Although the number of people kidnapped is estimated at more than 200, Mohammed Malik Fall, the United Nations Humanitarian Coordinator in Nigeria, said in a statement. He said the women came from multiple camps for internally displaced people in the area.
“While an unspecified number of older women and children under the age of 10 have been released, dozens of internally displaced people remain missing, according to protection partners,” Vaal’s statement said.
He noted that more than two million people in Borno and neighboring Adamawa and Yobe states have fled to “fortified towns where they have few, if any, options for making a living,” and those who decide to venture outside the city limits to work do so “abroad.” “Great danger.”
Malik Samuel, a research consultant at the Institute for Security Studies, based in Abuja, said that based on the location of the kidnappings in Borno, they were likely carried out by Boko Haram's JAS faction.
He added: “The last kidnapping of this magnitude was of Chibok girls.” “The reason they have not been able to carry out such kidnappings since then is because of the success of the security forces.”
He said that although Boko Haram remains larger than is sometimes widely acknowledged — he estimated its membership at about 2,000 — it controls a much smaller area than it once did, and will have limited options regarding It's about where you take women and girls.
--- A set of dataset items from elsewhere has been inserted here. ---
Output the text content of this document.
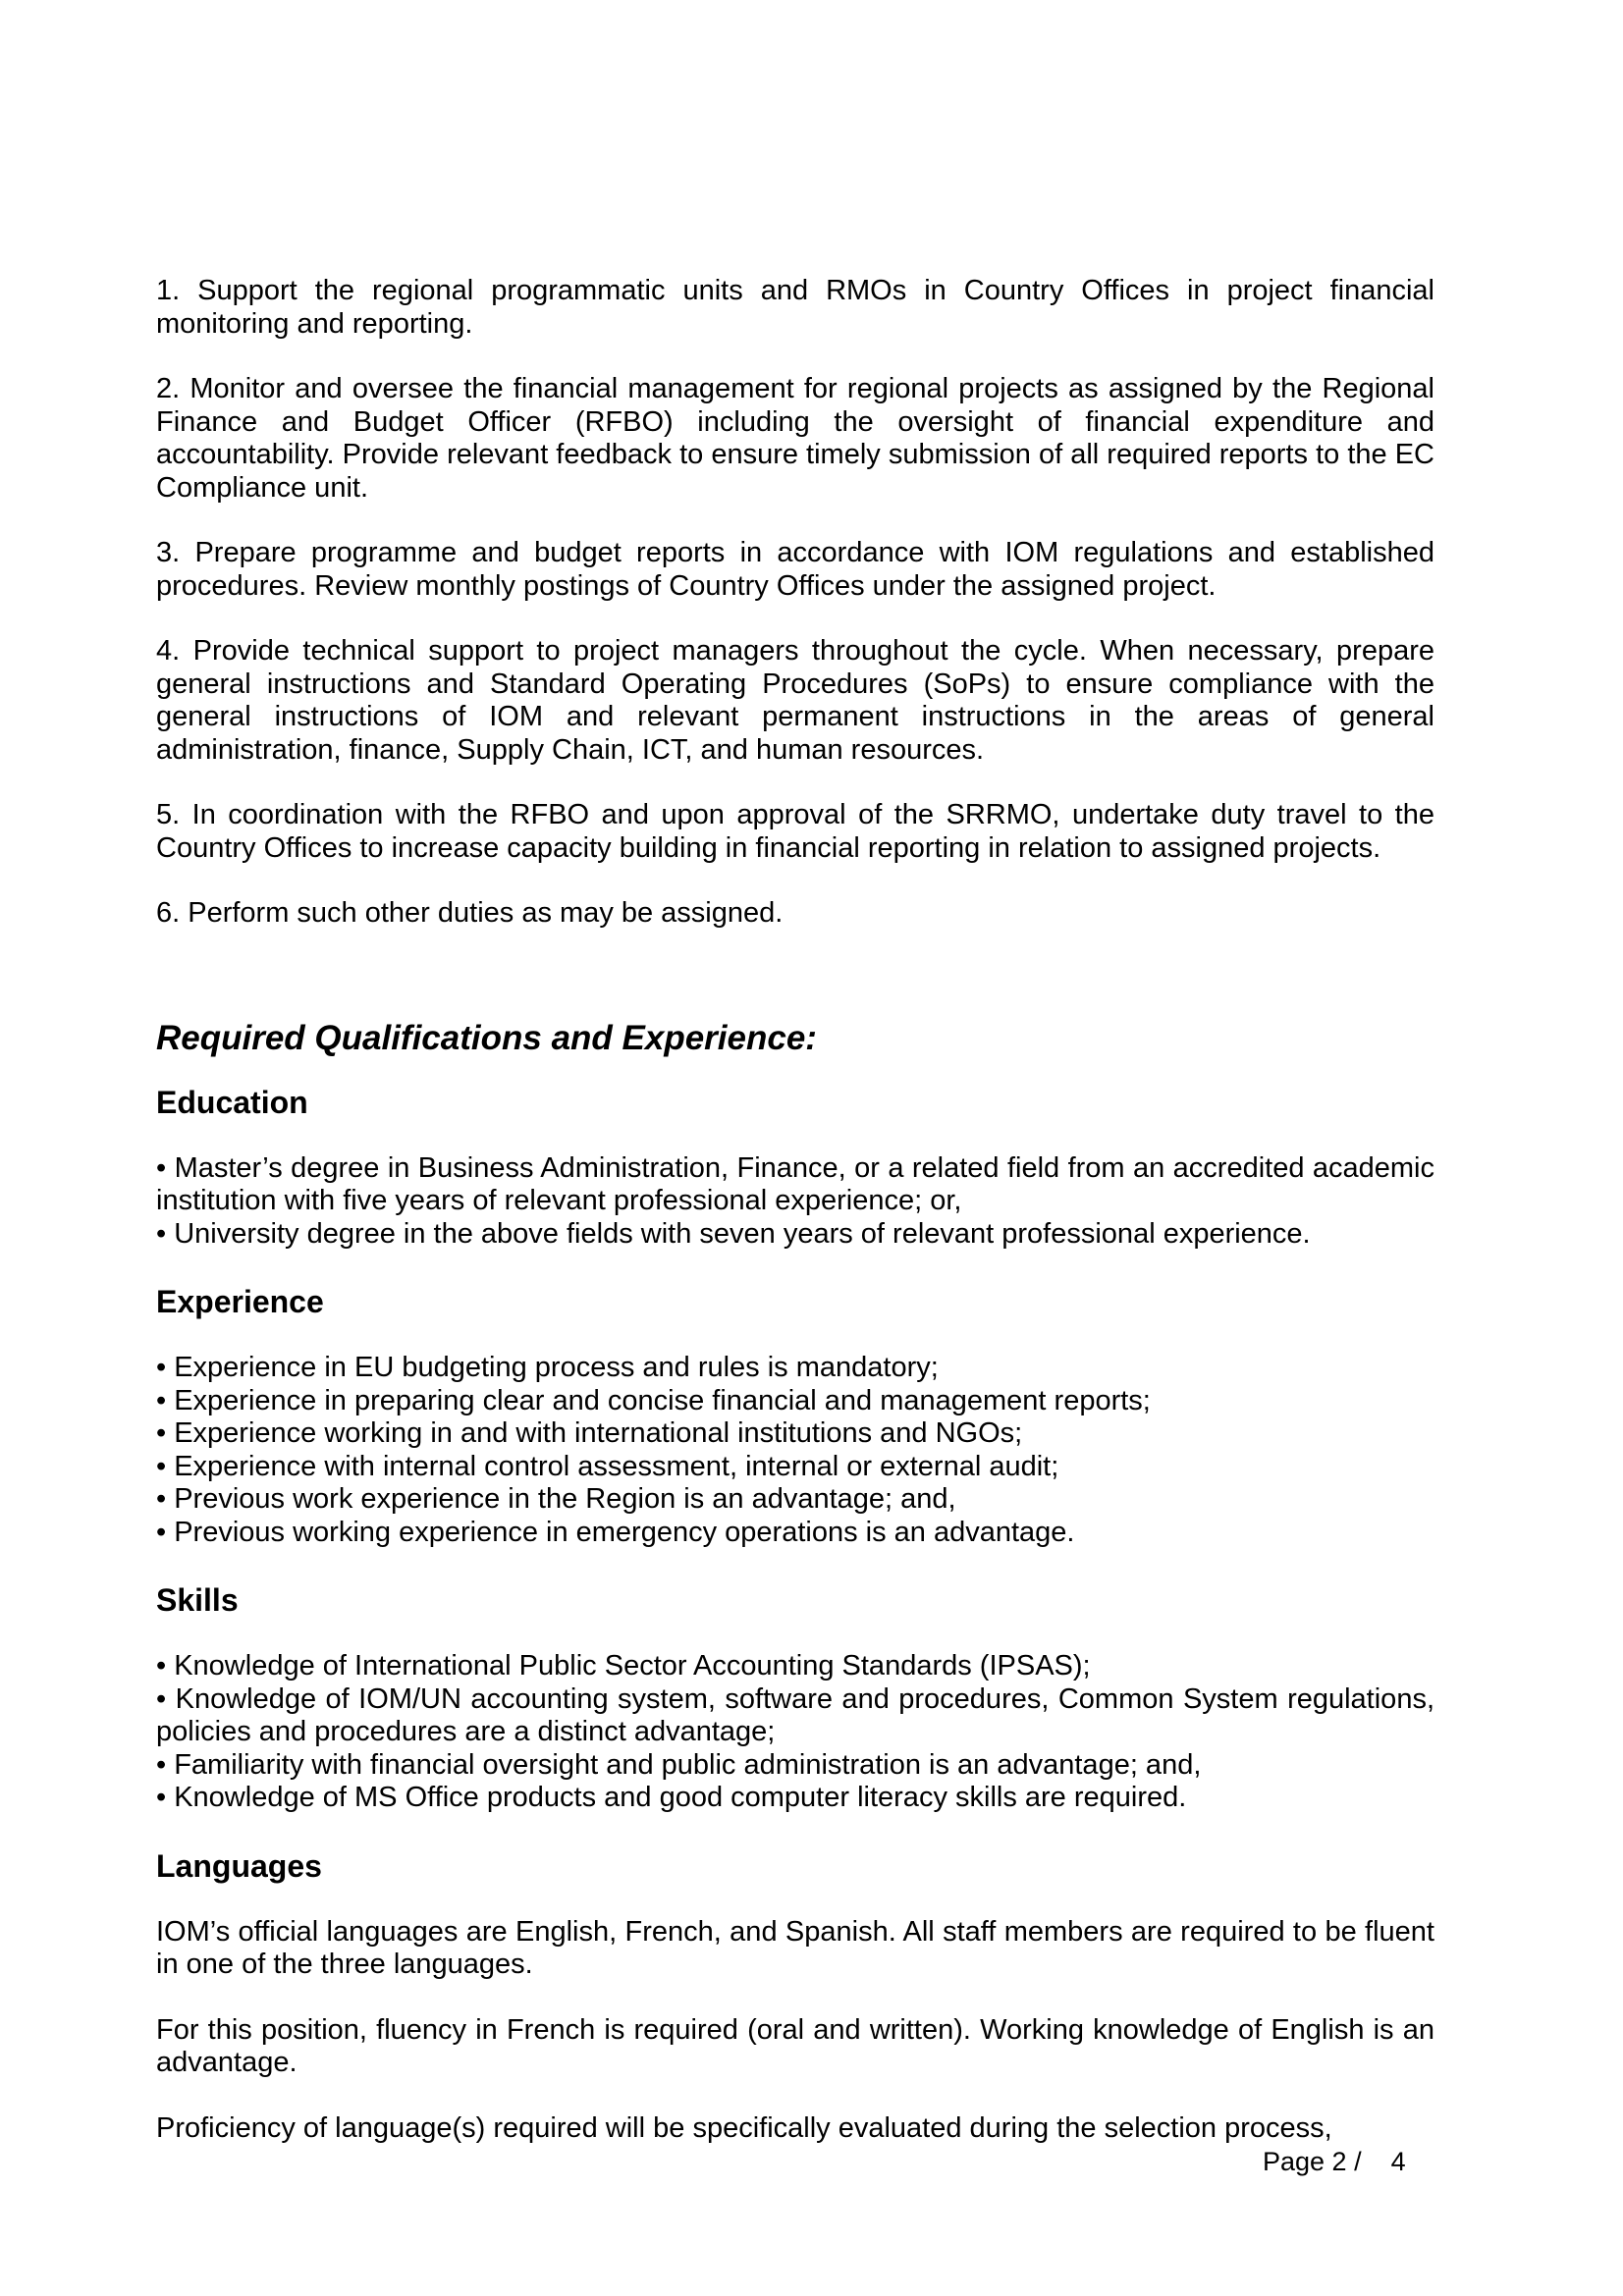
1. Support the regional programmatic units and RMOs in Country Offices in project financial monitoring and reporting.

2. Monitor and oversee the financial management for regional projects as assigned by the Regional Finance and Budget Officer (RFBO) including the oversight of financial expenditure and accountability. Provide relevant feedback to ensure timely submission of all required reports to the EC Compliance unit.

3. Prepare programme and budget reports in accordance with IOM regulations and established procedures. Review monthly postings of Country Offices under the assigned project.

4. Provide technical support to project managers throughout the cycle. When necessary, prepare general instructions and Standard Operating Procedures (SoPs) to ensure compliance with the general instructions of IOM and relevant permanent instructions in the areas of general administration, finance, Supply Chain, ICT, and human resources.

5. In coordination with the RFBO and upon approval of the SRRMO, undertake duty travel to the Country Offices to increase capacity building in financial reporting in relation to assigned projects.

6. Perform such other duties as may be assigned.

Required Qualifications and Experience:
Education
• Master’s degree in Business Administration, Finance, or a related field from an accredited academic institution with five years of relevant professional experience; or,
• University degree in the above fields with seven years of relevant professional experience.
Experience
• Experience in EU budgeting process and rules is mandatory;
• Experience in preparing clear and concise financial and management reports;
• Experience working in and with international institutions and NGOs;
• Experience with internal control assessment, internal or external audit;
• Previous work experience in the Region is an advantage; and,
• Previous working experience in emergency operations is an advantage.
Skills
• Knowledge of International Public Sector Accounting Standards (IPSAS);
• Knowledge of IOM/UN accounting system, software and procedures, Common System regulations, policies and procedures are a distinct advantage;
• Familiarity with financial oversight and public administration is an advantage; and,
• Knowledge of MS Office products and good computer literacy skills are required.
Languages

IOM’s official languages are English, French, and Spanish. All staff members are required to be fluent in one of the three languages.

For this position, fluency in French is required (oral and written). Working knowledge of English is an advantage.

Proficiency of language(s) required will be specifically evaluated during the selection process,

Page 2 /    4
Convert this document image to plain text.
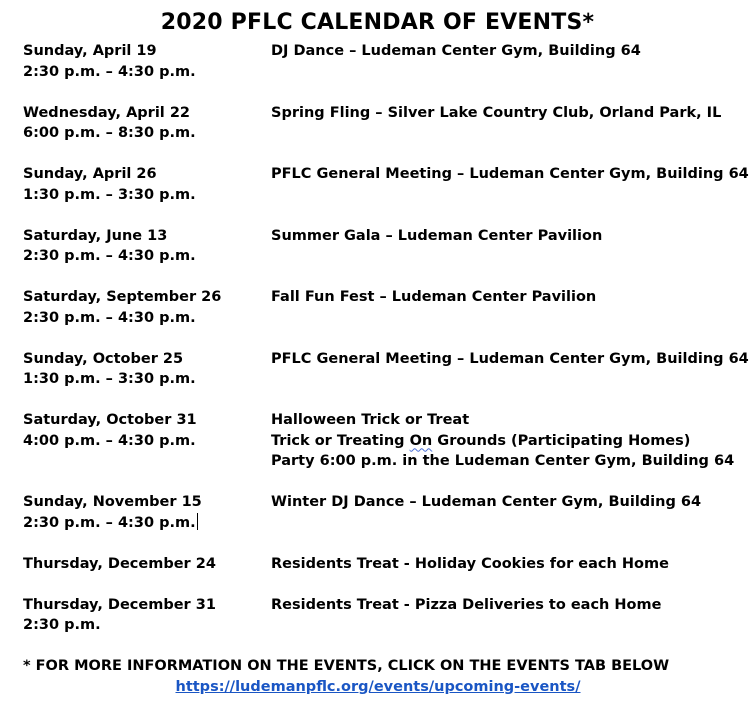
2020 PFLC CALENDAR OF EVENTS*
Sunday, April 19
2:30 p.m. – 4:30 p.m.
DJ Dance – Ludeman Center Gym, Building 64
Wednesday, April 22
6:00 p.m. – 8:30 p.m.
Spring Fling – Silver Lake Country Club, Orland Park, IL
Sunday, April 26
1:30 p.m. – 3:30 p.m.
PFLC General Meeting – Ludeman Center Gym, Building 64
Saturday, June 13
2:30 p.m. – 4:30 p.m.
Summer Gala – Ludeman Center Pavilion
Saturday, September 26
2:30 p.m. – 4:30 p.m.
Fall Fun Fest – Ludeman Center Pavilion
Sunday, October 25
1:30 p.m. – 3:30 p.m.
PFLC General Meeting – Ludeman Center Gym, Building 64
Saturday, October 31
4:00 p.m. – 4:30 p.m.
Halloween Trick or Treat
Trick or Treating On Grounds (Participating Homes)
Party 6:00 p.m. in the Ludeman Center Gym, Building 64
Sunday, November 15
2:30 p.m. – 4:30 p.m.
Winter DJ Dance – Ludeman Center Gym, Building 64
Thursday, December 24	Residents Treat - Holiday Cookies for each Home
Thursday, December 31
2:30 p.m.
Residents Treat - Pizza Deliveries to each Home
* FOR MORE INFORMATION ON THE EVENTS, CLICK ON THE EVENTS TAB BELOW
https://ludemanpflc.org/events/upcoming-events/
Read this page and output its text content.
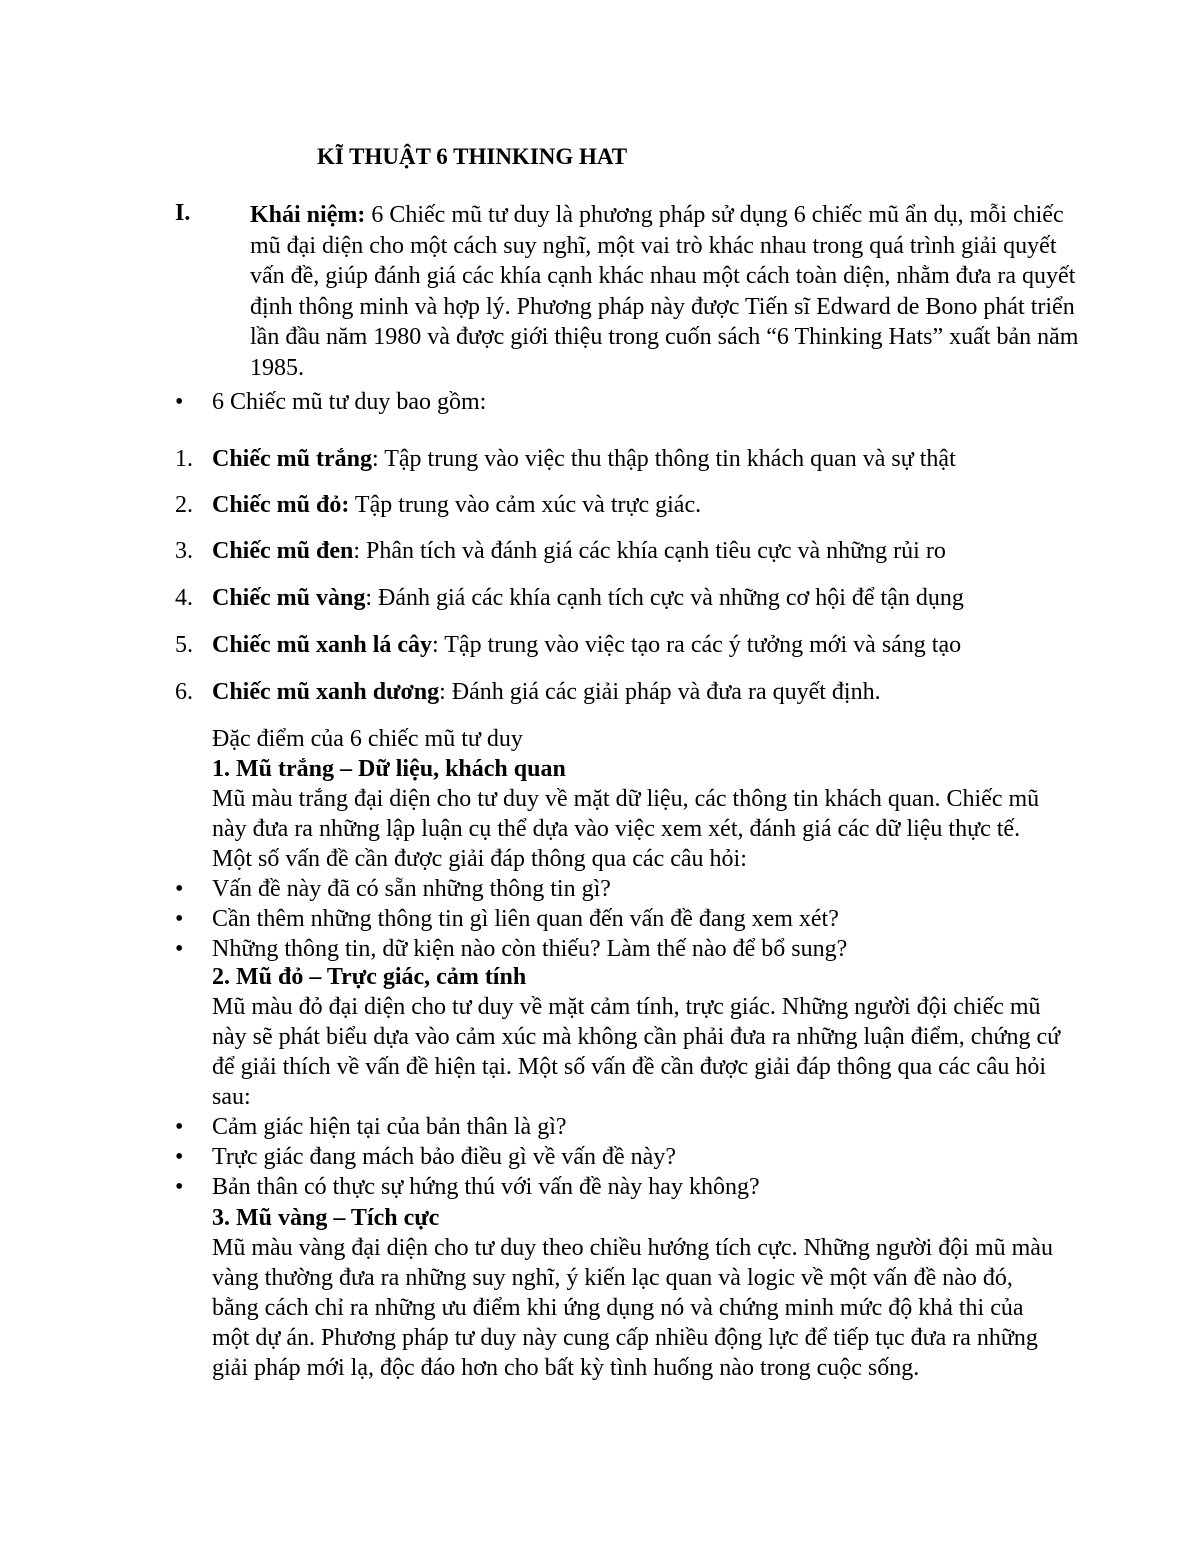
KĨ THUẬT 6 THINKING HAT
I. Khái niệm: 6 Chiếc mũ tư duy là phương pháp sử dụng 6 chiếc mũ ẩn dụ, mỗi chiếc mũ đại diện cho một cách suy nghĩ, một vai trò khác nhau trong quá trình giải quyết vấn đề, giúp đánh giá các khía cạnh khác nhau một cách toàn diện, nhằm đưa ra quyết định thông minh và hợp lý. Phương pháp này được Tiến sĩ Edward de Bono phát triển lần đầu năm 1980 và được giới thiệu trong cuốn sách “6 Thinking Hats” xuất bản năm 1985.

•	6 Chiếc mũ tư duy bao gồm:
1. Chiếc mũ trắng: Tập trung vào việc thu thập thông tin khách quan và sự thật
2. Chiếc mũ đỏ: Tập trung vào cảm xúc và trực giác.
3. Chiếc mũ đen: Phân tích và đánh giá các khía cạnh tiêu cực và những rủi ro
4. Chiếc mũ vàng: Đánh giá các khía cạnh tích cực và những cơ hội để tận dụng
5. Chiếc mũ xanh lá cây: Tập trung vào việc tạo ra các ý tưởng mới và sáng tạo
6. Chiếc mũ xanh dương: Đánh giá các giải pháp và đưa ra quyết định.
Đặc điểm của 6 chiếc mũ tư duy
1. Mũ trắng – Dữ liệu, khách quan
Mũ màu trắng đại diện cho tư duy về mặt dữ liệu, các thông tin khách quan. Chiếc mũ này đưa ra những lập luận cụ thể dựa vào việc xem xét, đánh giá các dữ liệu thực tế. Một số vấn đề cần được giải đáp thông qua các câu hỏi:
• Vấn đề này đã có sẵn những thông tin gì?
• Cần thêm những thông tin gì liên quan đến vấn đề đang xem xét?
• Những thông tin, dữ kiện nào còn thiếu? Làm thế nào để bổ sung?
2. Mũ đỏ – Trực giác, cảm tính
Mũ màu đỏ đại diện cho tư duy về mặt cảm tính, trực giác. Những người đội chiếc mũ này sẽ phát biểu dựa vào cảm xúc mà không cần phải đưa ra những luận điểm, chứng cứ để giải thích về vấn đề hiện tại. Một số vấn đề cần được giải đáp thông qua các câu hỏi sau:
• Cảm giác hiện tại của bản thân là gì?
• Trực giác đang mách bảo điều gì về vấn đề này?
• Bản thân có thực sự hứng thú với vấn đề này hay không?
3. Mũ vàng – Tích cực
Mũ màu vàng đại diện cho tư duy theo chiều hướng tích cực. Những người đội mũ màu vàng thường đưa ra những suy nghĩ, ý kiến lạc quan và logic về một vấn đề nào đó, bằng cách chỉ ra những ưu điểm khi ứng dụng nó và chứng minh mức độ khả thi của một dự án. Phương pháp tư duy này cung cấp nhiều động lực để tiếp tục đưa ra những giải pháp mới lạ, độc đáo hơn cho bất kỳ tình huống nào trong cuộc sống.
Its movement will be restricted by both security forces and the Islamic State in West Africa, a rival branch with which the group regularly clashes.
The Borno state government recently said that 95% of people who support Boko Haram's ideology have surrendered or died.
In the case of the Kaduna kidnapping, more than 500 miles away, locals said attackers surrounded a government-owned school in the town of Korega on Thursday as the school day began, according to the Associated Press. The authorities said that 100 children were kidnapped, while the school principal estimated the number at 287 children.
In a statement, Christian Mondwat, UNICEF Representative in Nigeria, described the kidnapping as “part of a worrying trend of attacks on educational institutions in Nigeria, especially in the northwest, where armed groups have intensified their campaign of violence and kidnapping.”
“The alarming frequency of such incidents across the country indicates a crisis that requires immediate and resolute action from all levels of government and society,” Mondwat said.